L’ultima relazione annuale dell’Anac, relativa al 2021, ha analizzato l’andamento dei contratti pubblici partendo dalla Banca Dati Nazionale gestita proprio dall’autorità. In quell’anno il valore complessivo degli appalti di importo pari o superiore a 40.000 euro si è attestato a 199,4 miliardi di euro – per fare un confronto si tratta del valore dell’intera quota della Recovery and resilience facility destinata all’Italia – di cui 86,1 per forniture, 70 per servizi e 43 per lavori. Più di metà (131mila) dei 213mila contratti complessivi è stata di importo inferiore alla soglia di 150mila euro, sotto la quale già dal 2020 si può procedere tramite affidamento diretto a un’impresa scelta discrezionalmente dalla stazione appaltante. Altri 61mila non hanno superato 1 milione di euro, caso in cui è già consentito ricorrere alla procedura negoziata senza bando invitando almeno 5 imprese a rotazione. Oltre 15mila, poi, si sono assestati tra 1 e 5 milioni, caso in cui se si tratta di lavori è sufficiente consultare almeno 10 operatori (per servizi e forniture solo 5). Prendendo in esame i soli contratti di lavori – i “cantieri” veri e propri – si scopre poi che ben il 98% dei contratti, per un valore di quasi 19 miliardi, ha riguardato opere di valore inferiore a 5 milioni, dunque sotto la soglia comunitaria.

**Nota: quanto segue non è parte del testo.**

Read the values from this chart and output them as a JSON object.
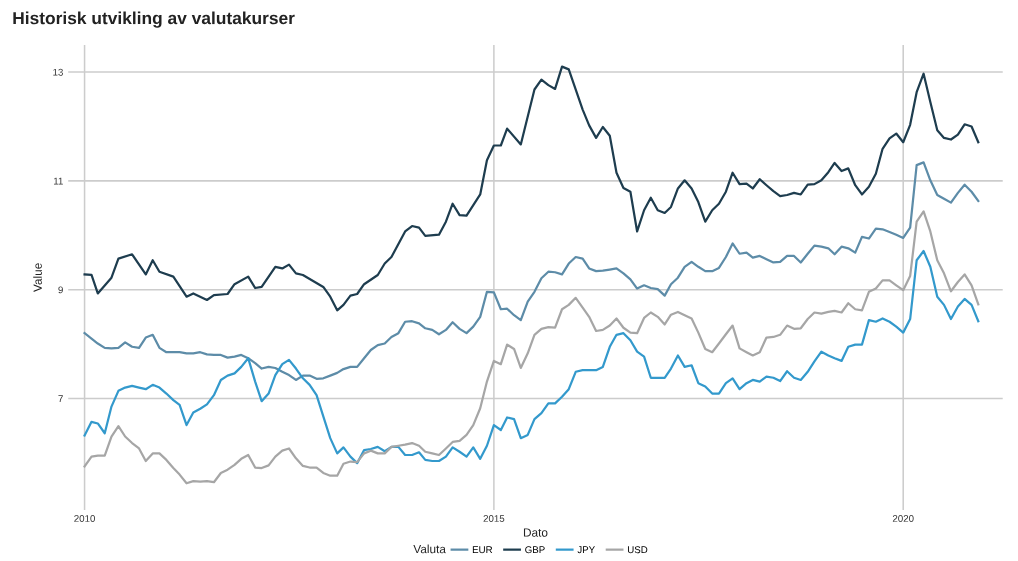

Ma come hanno concretamente deciso di muoversi le stazioni appaltanti, di fronte alla chance di evitare le gare? L’hanno colta quasi nell’80% dei casi: “Con la procedura aperta sono state assegnate nel 2021 circa il 18,5% delle procedure totali”, scrive Anac, “mentre nel 37,1% e nel 37,6% dei casi (per un totale di ben il 75,7%) le stazioni appaltanti hanno utilizzato rispettivamente una procedura negoziata senza pubblicazione del bando e l’affidamento diretto”. Un altro 5,8% ha optato per la procedura ristretta (comunque una gara) e l‘1% per la procedura negoziata previa pubblicazione del bando.

Che cosa cambierà da luglio, con l’entrata in vigore del nuovo Codice? Poco. Fino ai 150mila euro l’affidamento diretto diventa regola, dai 150mila a 5,3 milioni la stazione appaltante potrà ancora scegliere la procedura negoziata. Le gare continueranno dunque a essere l’eccezione, esattamente come avviene già adesso. Le principali novità sono altre: il via libera al discusso appalto integrato, le liberalizzazione del subappalto a cascata e soprattutto la decisione di frenare ancora una volta l’avanzamento verso la qualificazione delle stazioni appaltanti, ancora oggi oltre 35mila, prevista dal 2016 e sempre rimasta lettera morta.

Questo è farina del sacco del governo Meloni, che ha modificato il testo del Consiglio di Stato fissando a 500mila euro la soglia sotto la quale le stazioni non qualificate (leggi i piccoli Comuni) continueranno a gestire appalti senza doversi rivolgere a enti con le competenze necessarie. Secondo il presidente Anac Giuseppe Busia il risultato è che “i lavori e gli acquisti si fanno male, si spende molto di più del necessario e si buttano soldi pubblici. Altrimenti le pubbliche amministrazioni soccombono nella contrattazione con i grandi gruppi privati”. Altro che velocizzazione.